I made some counts and filled them into an Excel spreadsheet. I defined the Similarity between folio i and j to be computed as follows:

1) List all unique words in Folio i = Ni
2) List all unique words in Folio j = Nj
3) List all unique words appearing in both Folio i and Folio j = Mij

Then compute Similarity = Mij / (Ni + Nj – Mij)

(If Folio i contains exactly the same words as Folio j then S = 1, and if it contains no words in common with Folio j then S = 0)

You can see a visual pattern of of the Similarity distribution here:

(I have a feeling I’ve seen something similar to this for the Voynich before … but can’t find it now – can someone help? – see References below!)

This contour plot is symmetric about a line running diagonally from the left hand bottom corner to the top right hand corner, corresponding to i=j (for which I set the values to 0 for easier viewing).

The rectangular red region around folios 140 to 165 corresponds to strong similarity in the VMs folios f75r to f84v – the Biological Folios. These pages all typically share up to 50% of the same words.

What I found surprising is the generally low level of shared vocabulary between the folios: typically only a few of the words used on one folio are used on the next – but see below.
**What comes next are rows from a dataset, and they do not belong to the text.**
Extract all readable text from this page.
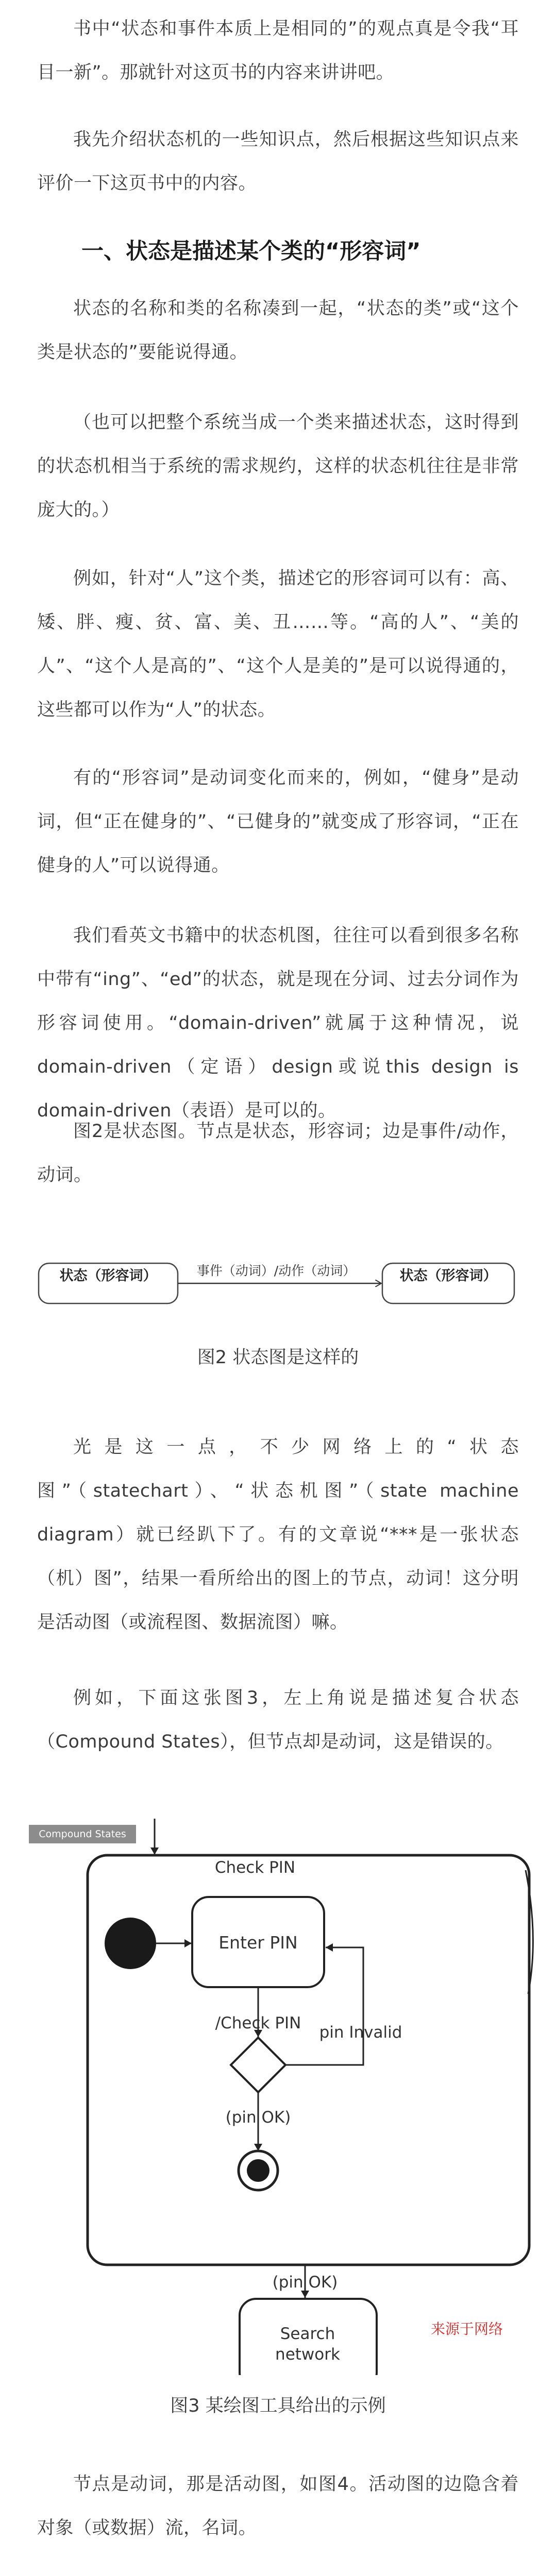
书中“状态和事件本质上是相同的”的观点真是令我“耳目一新”。那就针对这页书的内容来讲讲吧。

我先介绍状态机的一些知识点，然后根据这些知识点来评价一下这页书中的内容。

一、状态是描述某个类的“形容词”

状态的名称和类的名称凑到一起，“状态的类”或“这个类是状态的”要能说得通。

（也可以把整个系统当成一个类来描述状态，这时得到的状态机相当于系统的需求规约，这样的状态机往往是非常庞大的。）

例如，针对“人”这个类，描述它的形容词可以有：高、矮、胖、瘦、贫、富、美、丑……等。“高的人”、“美的人”、“这个人是高的”、“这个人是美的”是可以说得通的，这些都可以作为“人”的状态。

有的“形容词”是动词变化而来的，例如，“健身”是动词，但“正在健身的”、“已健身的”就变成了形容词，“正在健身的人”可以说得通。

我们看英文书籍中的状态机图，往往可以看到很多名称中带有“ing”、“ed”的状态，就是现在分词、过去分词作为形容词使用。“domain-driven”就属于这种情况，说domain-driven（定语）design或说this design is domain-driven（表语）是可以的。

图2是状态图。节点是状态，形容词；边是事件/动作，动词。

状态（形容词）	事件（动词）/动作（动词）	状态（形容词）

图2 状态图是这样的

光是这一点，不少网络上的“状态图”（statechart）、“状态机图”（state machine diagram）就已经趴下了。有的文章说“***是一张状态（机）图”，结果一看所给出的图上的节点，动词！这分明是活动图（或流程图、数据流图）嘛。

例如，下面这张图3，左上角说是描述复合状态（Compound States），但节点却是动词，这是错误的。

Compound States
Check PIN
Enter PIN
/Check PIN pin Invalid
(pin OK)
(pin OK)
Search
network
来源于网络

图3 某绘图工具给出的示例

节点是动词，那是活动图，如图4。活动图的边隐含着对象（或数据）流，名词。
The spreadsheet answers questions like “Which folio is most similar to folio f1v?” … the answer being f24r by this metric.

Clustering

Using the Similarity number as a connection strength between each pair of folios, we can generate a cluster map that arranges the folios so that similar folios appear together. I used the freely available software called LinLogLayout to do this. Here are the results:

The algorithm has split the folios into two clusters, shown as red and blue circles. Interestingly, the red circles generally match Currier Hand 1 and the blue match Currier Hand 2. For some folios near the interface, e.g. f68r1, the Currier Hand is “unknown” (according to http://voynich.freie-literatur.de/index.php?show=page&id=f68r1) … indicating uncertainty in the attribution, consistent with the folio’s position on the cluster map.

For folio f103v, at the far right edge of the blue cluster, the Currier Hand is “X”.

Comparison with a Latin Text

Here I took the Latin Herb Garden and split it into 20 folios corresponding to each of the herbs described. Then I ran the same code against it to generate the similarities between each folio, and made an Excel spreadsheet.. The corresponding contour plot is shown below, with the same colour scale as the one for the Voynich above.

As you can see, the typical value of “Similarity” between folios is around 0.02 or so … much *lower* than for the Voynich. The conclusion is that the Voynich folios are much more alike than this Latin text, and the Biological Folios in particular are quite unusually similar.

References

This is very similar work to that done by Rene in 1997: http://www.voynich.nu/extra/lang.html although his word counting rules are different (I only count unique words).

Comment by Nick Pelling

Nick sent me the following email and included an annotated version of the LinLogLayout shown above.

Having played with it a bit (as per the attached jpeg), it appears that while some pages’ recto and verso sides are very similar, others are wildly different. For example, just in the recipe section:-
103    good
104    very bad
105    very good
106    bad
107    excellent
108    excellent
109    (missing)
110    (missing)
111    excellent
112    good
113    excellent
114    excellent
115    very bad
116    n/a

Looking at pages within recipe bifolios, however, yields different results again: for example, even though both f104 and f115 are both “bad” above (and are on the same bifolio), f104v is extremely similar to f115r, while f104r is extremely similar to f115v (which is a bit odd). Furthermore, the closeness between f111v and f108r suggests that these originally formed the central bifolio (but reversed), i.e. that the correct page order across the centre was f111r, f111v, f108r, f108v. However, f105 / f114 seem quite unconnected, as do f106 / f113 and f107 / f112.

At this point, however, we may be mining too deeply, and that the presence of so many datapoints in a single overall set may be getting in the way. I suspect that pre-partitioning the dataset (i.e. working on each thematic section in isolation) may yield more informative results.